Absolute position vector of operating point P, 5... Workpiece coordinate system name,... X component of workpiece coordinate system origin, n... Y component of workpiece coordinate system origin, Country... Workpiece coordinate system origin 2
Component, 29...Rotation angle of the two-axis rotary wheel relative to the robot coordinate system of the workpiece coordinate system, machining...Program name, 31
...Program step number, 32...Robot motion command, 33...Operating point number, 34...Work coordinate system X component of the operating point, Ah...Work coordinate system y component of the operating point, Audience ...Two components of the workpiece coordinate system at the operating point, 37...
Track interpolation mode, ah... robot operating speed.

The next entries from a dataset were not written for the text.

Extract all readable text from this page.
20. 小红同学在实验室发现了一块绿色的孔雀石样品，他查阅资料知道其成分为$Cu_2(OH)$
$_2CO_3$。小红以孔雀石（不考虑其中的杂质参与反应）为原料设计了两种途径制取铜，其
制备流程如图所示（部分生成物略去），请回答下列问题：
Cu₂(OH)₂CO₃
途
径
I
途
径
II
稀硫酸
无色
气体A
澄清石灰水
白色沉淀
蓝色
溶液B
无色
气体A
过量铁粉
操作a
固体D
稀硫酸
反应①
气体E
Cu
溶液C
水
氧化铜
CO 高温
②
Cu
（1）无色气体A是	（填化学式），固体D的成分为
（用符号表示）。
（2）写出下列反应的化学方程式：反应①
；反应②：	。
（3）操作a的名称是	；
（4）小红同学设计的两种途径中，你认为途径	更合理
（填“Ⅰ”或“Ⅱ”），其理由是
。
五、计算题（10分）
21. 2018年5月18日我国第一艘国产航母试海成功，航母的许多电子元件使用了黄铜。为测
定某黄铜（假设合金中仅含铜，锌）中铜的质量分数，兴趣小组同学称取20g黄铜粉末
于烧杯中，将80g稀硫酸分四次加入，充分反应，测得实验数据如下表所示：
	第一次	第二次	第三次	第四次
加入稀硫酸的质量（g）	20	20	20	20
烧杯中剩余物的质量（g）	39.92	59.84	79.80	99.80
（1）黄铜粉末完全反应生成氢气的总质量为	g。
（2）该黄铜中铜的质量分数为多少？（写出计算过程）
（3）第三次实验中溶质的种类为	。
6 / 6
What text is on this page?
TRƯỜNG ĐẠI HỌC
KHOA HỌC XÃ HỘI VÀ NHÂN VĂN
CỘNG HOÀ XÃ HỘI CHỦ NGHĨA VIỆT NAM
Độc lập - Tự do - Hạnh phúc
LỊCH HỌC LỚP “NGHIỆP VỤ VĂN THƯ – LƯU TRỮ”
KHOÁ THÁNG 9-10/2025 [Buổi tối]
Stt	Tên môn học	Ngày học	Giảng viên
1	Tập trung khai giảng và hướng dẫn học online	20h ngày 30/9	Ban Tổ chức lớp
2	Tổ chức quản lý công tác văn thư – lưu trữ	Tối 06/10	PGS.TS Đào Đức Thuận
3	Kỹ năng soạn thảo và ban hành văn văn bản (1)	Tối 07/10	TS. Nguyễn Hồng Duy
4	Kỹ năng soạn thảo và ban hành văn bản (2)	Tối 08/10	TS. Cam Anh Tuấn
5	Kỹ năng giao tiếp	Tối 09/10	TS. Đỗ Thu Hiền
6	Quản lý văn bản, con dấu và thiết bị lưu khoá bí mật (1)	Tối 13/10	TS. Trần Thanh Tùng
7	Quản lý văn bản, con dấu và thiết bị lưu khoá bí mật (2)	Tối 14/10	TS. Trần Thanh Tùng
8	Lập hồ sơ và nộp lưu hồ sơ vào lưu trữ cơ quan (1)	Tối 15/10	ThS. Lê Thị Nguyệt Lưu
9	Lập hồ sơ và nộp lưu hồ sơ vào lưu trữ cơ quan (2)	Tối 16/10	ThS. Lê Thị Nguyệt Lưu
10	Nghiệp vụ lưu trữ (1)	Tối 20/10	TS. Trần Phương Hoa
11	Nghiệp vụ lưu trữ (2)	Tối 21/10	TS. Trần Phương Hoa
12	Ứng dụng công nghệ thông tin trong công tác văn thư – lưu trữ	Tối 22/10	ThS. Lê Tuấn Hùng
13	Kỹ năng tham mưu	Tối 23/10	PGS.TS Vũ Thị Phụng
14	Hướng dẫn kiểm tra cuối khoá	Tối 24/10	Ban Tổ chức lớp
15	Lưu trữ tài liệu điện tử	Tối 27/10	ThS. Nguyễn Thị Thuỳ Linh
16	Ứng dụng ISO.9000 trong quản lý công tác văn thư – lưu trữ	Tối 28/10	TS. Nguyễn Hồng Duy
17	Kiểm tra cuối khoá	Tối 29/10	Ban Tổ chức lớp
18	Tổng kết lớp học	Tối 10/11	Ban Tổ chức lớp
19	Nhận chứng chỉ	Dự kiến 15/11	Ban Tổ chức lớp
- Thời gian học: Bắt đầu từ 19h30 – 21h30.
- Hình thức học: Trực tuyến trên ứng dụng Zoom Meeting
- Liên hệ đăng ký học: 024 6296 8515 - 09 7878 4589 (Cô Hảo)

Agent Patent Attorney Masami Akimoto

Claims (1)

[Claims] 1. Store the position data of the robot's operating point in the control device as position data in a relative coordinate system set at an arbitrary position within the robot coordinate system, and store the input and stored position data in the robot coordinate system. A robot automatic operation system that is characterized by controlling the robot by processing position data in the robot.